Thursday, April 26, 2007

Article offers good information about managing dyslexia

There was a recent New York Times article about dyslexia which clearly illustrated the plight of a child struggling through, and ultimately learning the resources and tools to manage this disability. It also emphasized a point I’ve often cited, that a person with a disability does not function in a vacuum. In this case, the parents of the young lady with dyslexia were also impacted, having to learn the limitations of her disability and assist her, as she grew into an understanding and acceptance of her dyslexia and what it would take to succeed despite the dyslexia.

Aptly titled
A family’s experience with dyslexia,
The article aemphasizes some statistics about dyslexia and specific tools that this family used to manage the limitations.

Some of the statistics highlighted:

*Studies have shown that dyslexic students have significantly more academic and behavioral problems than children without learning disabilities.

*One 1996 study found that 2 percent of those with learning disabilities go on to a four-year college.

*Studies have also found that adult dyslexics have a lower satisfaction with health and friends, and exhibit more psychiatric problems than non-dyslexics.

*Fewer are employed and, even if employed, hold jobs that are part-time, minimum wage and unskilled.

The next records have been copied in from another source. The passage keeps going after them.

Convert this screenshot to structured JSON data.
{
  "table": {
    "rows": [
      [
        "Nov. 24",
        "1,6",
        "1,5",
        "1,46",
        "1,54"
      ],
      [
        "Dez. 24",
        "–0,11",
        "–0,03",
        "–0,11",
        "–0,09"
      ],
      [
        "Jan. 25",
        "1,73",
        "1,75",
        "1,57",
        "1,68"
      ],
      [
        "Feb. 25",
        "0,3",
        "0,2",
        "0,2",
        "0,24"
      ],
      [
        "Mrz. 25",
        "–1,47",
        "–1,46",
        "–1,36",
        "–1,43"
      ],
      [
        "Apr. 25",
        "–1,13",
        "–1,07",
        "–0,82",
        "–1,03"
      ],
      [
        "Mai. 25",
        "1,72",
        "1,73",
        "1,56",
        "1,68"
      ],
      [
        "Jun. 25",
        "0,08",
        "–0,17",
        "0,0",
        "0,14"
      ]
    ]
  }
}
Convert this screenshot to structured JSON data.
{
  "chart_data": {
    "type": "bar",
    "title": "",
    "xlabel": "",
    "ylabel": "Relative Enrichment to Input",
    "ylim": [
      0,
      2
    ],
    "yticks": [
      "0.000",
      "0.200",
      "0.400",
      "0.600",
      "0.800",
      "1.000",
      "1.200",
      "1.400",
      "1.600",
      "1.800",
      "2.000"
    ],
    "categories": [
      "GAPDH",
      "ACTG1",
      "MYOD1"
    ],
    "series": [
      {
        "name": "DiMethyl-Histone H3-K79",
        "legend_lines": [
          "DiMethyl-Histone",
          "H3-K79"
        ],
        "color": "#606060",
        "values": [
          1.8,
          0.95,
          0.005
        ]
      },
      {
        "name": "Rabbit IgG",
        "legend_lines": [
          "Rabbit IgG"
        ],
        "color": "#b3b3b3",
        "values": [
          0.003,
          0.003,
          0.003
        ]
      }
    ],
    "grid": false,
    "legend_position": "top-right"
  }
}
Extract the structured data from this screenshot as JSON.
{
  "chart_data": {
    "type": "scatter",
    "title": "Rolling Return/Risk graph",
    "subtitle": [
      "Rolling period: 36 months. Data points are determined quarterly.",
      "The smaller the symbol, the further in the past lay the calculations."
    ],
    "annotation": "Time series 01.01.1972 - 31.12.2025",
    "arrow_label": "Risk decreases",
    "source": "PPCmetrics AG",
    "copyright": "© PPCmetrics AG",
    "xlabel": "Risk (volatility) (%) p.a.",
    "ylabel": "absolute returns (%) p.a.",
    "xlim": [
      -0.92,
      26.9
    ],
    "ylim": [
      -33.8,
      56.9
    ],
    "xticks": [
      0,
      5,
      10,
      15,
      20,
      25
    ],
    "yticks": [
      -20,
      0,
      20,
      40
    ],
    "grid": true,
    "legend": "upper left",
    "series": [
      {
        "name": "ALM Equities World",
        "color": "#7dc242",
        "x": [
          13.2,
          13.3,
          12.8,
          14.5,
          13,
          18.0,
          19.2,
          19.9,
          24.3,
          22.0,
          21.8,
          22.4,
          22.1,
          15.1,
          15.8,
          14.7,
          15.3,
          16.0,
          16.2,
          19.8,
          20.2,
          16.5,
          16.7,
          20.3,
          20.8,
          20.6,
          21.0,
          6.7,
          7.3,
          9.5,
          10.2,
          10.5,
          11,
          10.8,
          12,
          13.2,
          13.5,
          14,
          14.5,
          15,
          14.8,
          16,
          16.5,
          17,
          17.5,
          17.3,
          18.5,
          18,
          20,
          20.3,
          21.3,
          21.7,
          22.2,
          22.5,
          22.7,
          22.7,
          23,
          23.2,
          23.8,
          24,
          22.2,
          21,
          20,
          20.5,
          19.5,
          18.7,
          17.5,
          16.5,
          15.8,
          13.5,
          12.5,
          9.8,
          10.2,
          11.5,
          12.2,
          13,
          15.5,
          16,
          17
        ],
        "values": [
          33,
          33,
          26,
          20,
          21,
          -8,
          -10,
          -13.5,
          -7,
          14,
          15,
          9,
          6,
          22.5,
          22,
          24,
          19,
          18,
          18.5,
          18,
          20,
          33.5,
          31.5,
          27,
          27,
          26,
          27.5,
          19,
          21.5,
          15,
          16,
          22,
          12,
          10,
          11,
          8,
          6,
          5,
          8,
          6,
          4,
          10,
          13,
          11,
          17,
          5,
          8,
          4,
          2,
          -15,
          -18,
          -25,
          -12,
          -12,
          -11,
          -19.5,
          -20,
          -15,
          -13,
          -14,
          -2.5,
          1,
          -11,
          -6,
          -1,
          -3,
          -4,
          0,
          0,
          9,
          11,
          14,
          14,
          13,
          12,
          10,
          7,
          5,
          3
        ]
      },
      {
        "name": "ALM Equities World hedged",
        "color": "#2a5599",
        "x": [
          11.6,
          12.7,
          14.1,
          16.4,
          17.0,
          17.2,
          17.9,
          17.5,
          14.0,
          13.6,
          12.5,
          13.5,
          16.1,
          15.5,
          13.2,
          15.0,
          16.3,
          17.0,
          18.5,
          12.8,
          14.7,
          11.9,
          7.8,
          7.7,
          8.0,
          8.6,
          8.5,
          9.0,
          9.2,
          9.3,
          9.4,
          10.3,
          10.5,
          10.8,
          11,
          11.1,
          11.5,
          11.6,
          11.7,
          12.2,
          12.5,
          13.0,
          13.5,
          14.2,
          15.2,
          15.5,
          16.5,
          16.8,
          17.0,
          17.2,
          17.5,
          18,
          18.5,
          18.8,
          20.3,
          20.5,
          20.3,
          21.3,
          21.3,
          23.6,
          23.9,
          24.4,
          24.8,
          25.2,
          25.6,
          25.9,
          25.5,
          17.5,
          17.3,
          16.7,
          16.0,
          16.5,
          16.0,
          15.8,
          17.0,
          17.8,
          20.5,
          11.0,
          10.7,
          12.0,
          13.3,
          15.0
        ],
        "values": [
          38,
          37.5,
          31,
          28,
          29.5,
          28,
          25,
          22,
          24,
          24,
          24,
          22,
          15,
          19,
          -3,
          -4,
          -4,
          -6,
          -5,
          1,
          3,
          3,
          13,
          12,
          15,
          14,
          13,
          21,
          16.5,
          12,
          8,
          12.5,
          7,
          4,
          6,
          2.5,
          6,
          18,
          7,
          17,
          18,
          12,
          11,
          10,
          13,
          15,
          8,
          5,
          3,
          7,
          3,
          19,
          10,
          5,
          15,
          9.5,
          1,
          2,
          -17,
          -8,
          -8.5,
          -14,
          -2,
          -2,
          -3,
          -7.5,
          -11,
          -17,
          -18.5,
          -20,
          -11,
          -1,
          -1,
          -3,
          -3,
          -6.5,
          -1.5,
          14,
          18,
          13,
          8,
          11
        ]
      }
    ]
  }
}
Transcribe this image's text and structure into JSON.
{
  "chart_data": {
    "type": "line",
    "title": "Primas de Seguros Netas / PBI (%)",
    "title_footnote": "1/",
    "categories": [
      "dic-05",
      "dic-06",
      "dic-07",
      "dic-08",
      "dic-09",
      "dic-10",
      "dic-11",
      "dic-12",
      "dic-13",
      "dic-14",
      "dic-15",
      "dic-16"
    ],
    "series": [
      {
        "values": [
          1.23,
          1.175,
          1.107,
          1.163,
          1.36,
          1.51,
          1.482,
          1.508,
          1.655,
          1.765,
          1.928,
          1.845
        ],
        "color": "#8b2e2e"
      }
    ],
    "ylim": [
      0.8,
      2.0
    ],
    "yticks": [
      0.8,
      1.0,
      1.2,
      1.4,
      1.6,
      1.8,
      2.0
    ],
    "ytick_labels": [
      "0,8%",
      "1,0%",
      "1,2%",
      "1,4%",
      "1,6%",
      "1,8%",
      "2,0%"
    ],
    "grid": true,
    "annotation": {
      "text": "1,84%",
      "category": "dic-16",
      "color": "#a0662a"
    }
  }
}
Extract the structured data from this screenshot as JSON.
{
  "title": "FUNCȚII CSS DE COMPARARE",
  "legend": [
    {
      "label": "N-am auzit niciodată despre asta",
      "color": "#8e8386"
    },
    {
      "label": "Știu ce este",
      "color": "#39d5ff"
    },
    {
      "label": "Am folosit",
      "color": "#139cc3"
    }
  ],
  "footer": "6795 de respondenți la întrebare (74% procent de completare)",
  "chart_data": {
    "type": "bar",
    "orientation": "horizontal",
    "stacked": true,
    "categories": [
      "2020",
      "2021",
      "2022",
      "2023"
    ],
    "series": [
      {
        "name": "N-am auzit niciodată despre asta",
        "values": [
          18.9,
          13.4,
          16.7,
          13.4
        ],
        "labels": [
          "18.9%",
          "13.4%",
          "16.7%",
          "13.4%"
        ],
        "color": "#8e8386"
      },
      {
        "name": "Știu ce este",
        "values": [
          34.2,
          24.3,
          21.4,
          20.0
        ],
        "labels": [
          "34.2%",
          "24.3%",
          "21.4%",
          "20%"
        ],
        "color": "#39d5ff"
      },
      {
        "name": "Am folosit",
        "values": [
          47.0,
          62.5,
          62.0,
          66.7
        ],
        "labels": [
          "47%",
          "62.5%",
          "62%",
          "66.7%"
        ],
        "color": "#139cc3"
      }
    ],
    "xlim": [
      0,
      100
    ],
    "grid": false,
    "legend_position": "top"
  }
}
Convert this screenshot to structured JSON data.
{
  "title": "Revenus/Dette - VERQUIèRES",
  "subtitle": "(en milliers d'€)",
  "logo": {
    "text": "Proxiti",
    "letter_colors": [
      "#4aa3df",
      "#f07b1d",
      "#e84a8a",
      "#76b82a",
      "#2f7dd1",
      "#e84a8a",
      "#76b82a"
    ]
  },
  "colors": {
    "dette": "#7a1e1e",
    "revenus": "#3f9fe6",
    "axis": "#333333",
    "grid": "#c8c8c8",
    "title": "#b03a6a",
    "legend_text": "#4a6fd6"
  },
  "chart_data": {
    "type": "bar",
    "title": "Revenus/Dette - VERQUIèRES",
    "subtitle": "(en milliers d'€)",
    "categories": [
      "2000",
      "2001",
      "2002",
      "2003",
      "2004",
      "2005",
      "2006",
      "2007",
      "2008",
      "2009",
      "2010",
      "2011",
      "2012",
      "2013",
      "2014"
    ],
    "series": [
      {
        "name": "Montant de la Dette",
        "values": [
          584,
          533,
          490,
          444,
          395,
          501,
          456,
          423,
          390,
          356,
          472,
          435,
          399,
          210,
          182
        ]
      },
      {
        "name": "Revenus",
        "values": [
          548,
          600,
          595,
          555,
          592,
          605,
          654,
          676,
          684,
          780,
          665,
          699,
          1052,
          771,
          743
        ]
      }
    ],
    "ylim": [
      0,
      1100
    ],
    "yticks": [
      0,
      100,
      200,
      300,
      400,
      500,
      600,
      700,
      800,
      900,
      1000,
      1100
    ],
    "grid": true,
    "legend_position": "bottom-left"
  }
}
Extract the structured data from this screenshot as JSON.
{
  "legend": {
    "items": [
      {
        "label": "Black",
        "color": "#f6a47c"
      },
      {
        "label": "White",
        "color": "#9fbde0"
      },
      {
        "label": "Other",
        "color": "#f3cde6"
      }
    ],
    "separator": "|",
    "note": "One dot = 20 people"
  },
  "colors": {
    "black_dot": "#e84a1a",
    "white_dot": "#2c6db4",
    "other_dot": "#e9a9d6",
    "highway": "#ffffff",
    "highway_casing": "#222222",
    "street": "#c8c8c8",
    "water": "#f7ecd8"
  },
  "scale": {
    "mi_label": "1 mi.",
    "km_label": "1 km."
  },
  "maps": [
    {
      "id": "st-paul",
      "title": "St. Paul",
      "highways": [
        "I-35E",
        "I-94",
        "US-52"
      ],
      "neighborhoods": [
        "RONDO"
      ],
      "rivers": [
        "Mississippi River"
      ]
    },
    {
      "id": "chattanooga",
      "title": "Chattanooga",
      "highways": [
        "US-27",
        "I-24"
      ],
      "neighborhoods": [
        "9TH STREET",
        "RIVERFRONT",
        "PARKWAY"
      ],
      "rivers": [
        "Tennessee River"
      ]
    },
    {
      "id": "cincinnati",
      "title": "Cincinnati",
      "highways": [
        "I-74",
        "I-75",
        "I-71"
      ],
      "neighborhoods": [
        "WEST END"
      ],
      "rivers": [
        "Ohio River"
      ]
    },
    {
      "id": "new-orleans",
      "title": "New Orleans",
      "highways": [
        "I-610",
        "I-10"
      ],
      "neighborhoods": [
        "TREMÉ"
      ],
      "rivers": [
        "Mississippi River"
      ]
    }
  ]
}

Some of the tools discussed for managing dyslexia included the traditional electronic speller and word processer. However, the article also praised the use of tools such as recorded textbooks from
Recordings for the Blind and Dyslexic
And also using the
Computer Program.

Aside from providing a good discussion of the progression of understanding dyslexia and what it would take for the young lady to manage it, the article paints a clear picture of what advances the skills and tools brought her in terms of comprehension and the decrease of time needed to complete her reading and writing projects.

The article offers a good general discussion on dyslexia and research currently underway to understand the cognitive functioning that goes on during reading. It also shows what a strong will and determination can bring when augmented with the right tools.

Personal footnote:
I believe the PDF Equalizer I wrote about yesterday would be another great tool to put in the tool box for a person with dyslexia. This program’s ability to convert pdf files into mp3 files would serve the same function for a student reading pdf documents as those served by the RFB&D textbooks. There seems to be a growing use of pdf documents, especially for official government reports and the like, and this would only empower students’ when researching information for class projects and papers.